Right now Google are desperately attempting to make RCS happen, after almost a decade of trying and failing to make various carriers play ball.
They do not want any bad press about how feature poor/insecure/slow/buggy it is right now.

[–] danhakimi@kbin.social 4 points 8 months ago (1 children)

If you are willing and able to enter a partnership like Samsung, you can do it fully (including encryption support etc).

Samsung can interoperate. We cannot. We cannot enter into partnerships with Google. We are people, Samsung is a massive corporation. You understand the difference, right? Google will not let us access their servers. They're not making it difficult, they're not making it possible at all.

[–] Mountaineer@aussie.zone 1 points 8 months ago

I agree, that's why I said "and able"

[–] asdfasdfhuomenta@sopuli.xyz 4 points 8 months ago* (last edited 8 months ago)

https://github.com/Hirohumi/rust-rcs-client

Someone has written an open source RCS client prototype, but it has been only tested in China, where carriers do provide their own RCS servers as they are supposed. The author has not tested it with Google's servers, which are probably blocked in China.

If you want to use SIM card based authentication, you need to have the app installed as a system app. That however is not an option for Google's servers anyway, since they need to be able to work without carrier co-operation.
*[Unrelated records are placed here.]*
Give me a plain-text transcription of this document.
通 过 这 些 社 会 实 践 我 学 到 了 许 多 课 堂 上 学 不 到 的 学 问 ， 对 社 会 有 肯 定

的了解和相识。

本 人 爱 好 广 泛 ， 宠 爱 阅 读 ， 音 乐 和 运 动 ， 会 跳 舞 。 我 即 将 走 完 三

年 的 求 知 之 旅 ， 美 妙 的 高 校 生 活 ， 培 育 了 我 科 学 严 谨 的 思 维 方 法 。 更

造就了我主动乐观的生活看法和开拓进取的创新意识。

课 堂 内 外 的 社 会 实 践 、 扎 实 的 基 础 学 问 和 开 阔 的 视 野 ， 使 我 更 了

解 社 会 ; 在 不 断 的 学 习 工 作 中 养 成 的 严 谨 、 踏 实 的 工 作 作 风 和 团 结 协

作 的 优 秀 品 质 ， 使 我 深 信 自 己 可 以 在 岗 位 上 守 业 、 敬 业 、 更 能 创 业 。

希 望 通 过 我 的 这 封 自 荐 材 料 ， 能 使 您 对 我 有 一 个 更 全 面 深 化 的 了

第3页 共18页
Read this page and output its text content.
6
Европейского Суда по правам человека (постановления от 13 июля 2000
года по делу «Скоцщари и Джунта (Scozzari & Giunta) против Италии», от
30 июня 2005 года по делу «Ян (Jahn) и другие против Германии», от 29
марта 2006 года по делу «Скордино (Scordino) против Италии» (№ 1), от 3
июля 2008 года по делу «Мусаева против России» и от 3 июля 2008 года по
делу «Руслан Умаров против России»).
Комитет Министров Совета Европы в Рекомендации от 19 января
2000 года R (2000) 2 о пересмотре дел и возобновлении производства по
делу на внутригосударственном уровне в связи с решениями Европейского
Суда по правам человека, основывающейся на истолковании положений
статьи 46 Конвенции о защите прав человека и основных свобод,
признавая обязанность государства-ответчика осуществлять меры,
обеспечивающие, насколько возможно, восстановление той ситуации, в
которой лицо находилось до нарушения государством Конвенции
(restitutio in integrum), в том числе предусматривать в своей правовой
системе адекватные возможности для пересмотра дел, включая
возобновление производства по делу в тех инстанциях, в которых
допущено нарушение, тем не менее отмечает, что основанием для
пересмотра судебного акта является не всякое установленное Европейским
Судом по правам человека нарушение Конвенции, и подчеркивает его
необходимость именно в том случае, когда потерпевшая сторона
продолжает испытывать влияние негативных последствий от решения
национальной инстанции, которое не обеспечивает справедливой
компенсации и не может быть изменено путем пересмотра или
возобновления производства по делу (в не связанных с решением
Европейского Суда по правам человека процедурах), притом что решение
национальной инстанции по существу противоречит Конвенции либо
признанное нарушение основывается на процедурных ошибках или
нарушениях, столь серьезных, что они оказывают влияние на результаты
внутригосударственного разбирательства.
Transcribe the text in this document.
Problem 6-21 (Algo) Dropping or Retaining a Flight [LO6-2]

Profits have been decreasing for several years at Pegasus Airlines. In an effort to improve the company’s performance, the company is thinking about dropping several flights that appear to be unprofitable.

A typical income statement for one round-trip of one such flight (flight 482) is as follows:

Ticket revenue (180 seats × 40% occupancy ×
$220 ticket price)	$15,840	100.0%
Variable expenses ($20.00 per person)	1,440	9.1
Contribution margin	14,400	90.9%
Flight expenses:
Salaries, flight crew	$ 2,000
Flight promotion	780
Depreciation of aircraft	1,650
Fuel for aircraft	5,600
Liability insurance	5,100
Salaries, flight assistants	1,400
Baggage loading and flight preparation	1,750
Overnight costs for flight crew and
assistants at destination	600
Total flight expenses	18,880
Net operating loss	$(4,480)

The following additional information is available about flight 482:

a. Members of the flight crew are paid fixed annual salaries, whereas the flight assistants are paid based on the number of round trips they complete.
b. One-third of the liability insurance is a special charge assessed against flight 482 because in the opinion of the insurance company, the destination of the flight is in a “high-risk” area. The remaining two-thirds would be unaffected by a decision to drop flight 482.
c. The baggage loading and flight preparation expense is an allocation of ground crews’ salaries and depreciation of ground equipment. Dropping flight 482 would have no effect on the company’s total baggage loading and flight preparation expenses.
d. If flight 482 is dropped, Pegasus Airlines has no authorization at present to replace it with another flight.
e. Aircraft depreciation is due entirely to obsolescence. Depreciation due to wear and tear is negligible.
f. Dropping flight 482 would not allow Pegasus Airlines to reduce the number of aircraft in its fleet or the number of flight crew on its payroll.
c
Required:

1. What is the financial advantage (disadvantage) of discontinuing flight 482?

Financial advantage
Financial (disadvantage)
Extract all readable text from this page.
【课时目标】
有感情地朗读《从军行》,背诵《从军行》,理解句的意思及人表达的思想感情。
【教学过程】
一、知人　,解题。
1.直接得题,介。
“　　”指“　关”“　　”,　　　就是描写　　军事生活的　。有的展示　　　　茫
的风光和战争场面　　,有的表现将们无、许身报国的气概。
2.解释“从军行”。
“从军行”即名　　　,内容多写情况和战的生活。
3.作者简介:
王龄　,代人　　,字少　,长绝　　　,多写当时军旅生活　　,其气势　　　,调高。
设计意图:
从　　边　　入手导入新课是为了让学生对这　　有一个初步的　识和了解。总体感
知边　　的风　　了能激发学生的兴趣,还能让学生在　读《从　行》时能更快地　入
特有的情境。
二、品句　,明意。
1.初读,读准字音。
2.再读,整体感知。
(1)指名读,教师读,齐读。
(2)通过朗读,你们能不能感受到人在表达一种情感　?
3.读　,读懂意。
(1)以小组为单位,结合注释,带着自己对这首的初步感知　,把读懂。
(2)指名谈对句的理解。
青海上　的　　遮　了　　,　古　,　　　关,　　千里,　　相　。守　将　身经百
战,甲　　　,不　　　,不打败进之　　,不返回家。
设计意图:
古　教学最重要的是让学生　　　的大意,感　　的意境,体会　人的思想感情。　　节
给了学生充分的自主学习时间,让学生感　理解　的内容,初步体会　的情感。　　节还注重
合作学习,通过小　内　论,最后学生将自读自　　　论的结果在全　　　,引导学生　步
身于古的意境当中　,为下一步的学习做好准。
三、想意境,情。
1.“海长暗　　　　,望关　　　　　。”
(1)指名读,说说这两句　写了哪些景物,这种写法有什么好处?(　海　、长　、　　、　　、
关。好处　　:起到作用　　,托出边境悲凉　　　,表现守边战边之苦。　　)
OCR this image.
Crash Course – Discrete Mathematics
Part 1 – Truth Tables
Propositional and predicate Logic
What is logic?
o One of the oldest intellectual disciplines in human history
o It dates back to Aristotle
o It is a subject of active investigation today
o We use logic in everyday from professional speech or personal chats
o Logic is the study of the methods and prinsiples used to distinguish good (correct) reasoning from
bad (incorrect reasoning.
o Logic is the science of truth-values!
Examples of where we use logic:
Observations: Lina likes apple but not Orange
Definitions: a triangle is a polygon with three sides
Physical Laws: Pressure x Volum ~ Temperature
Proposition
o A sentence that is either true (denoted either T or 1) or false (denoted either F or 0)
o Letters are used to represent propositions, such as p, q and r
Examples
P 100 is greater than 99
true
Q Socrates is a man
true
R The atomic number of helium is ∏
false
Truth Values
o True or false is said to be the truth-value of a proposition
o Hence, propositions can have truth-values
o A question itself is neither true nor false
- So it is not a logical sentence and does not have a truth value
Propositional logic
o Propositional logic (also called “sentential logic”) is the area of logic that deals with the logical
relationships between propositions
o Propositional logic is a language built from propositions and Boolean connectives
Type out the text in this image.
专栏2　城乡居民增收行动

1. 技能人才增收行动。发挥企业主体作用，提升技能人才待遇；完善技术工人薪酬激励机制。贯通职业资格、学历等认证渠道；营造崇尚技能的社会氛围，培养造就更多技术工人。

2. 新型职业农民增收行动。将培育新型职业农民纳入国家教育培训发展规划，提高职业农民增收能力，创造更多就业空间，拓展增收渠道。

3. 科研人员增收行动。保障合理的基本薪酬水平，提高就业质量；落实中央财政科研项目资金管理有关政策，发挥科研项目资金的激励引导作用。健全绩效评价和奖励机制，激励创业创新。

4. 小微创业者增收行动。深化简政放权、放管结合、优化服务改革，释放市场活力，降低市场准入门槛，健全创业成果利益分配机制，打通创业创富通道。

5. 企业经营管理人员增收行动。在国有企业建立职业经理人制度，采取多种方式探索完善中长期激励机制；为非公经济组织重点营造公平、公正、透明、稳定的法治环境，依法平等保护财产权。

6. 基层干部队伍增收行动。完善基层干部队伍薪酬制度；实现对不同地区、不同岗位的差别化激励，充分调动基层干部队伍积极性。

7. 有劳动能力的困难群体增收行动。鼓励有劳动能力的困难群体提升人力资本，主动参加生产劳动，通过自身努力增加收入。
Google uses SMS based authentication instead.

There does not necessarily need to be anything in Google's servers that would reject non-Google RCS implementations: the SMS based authentication is defined in the spec, too.

Personally, I would not want the Google's proprietary implementation to serve an API, but there to be a fully open source client instead.

[–] danhakimi@kbin.social 3 points 8 months ago

you don't just need to support the protocol, you need a server to communicate with your client, and Google is not here to federate its RCS service with Bob's summer Github project.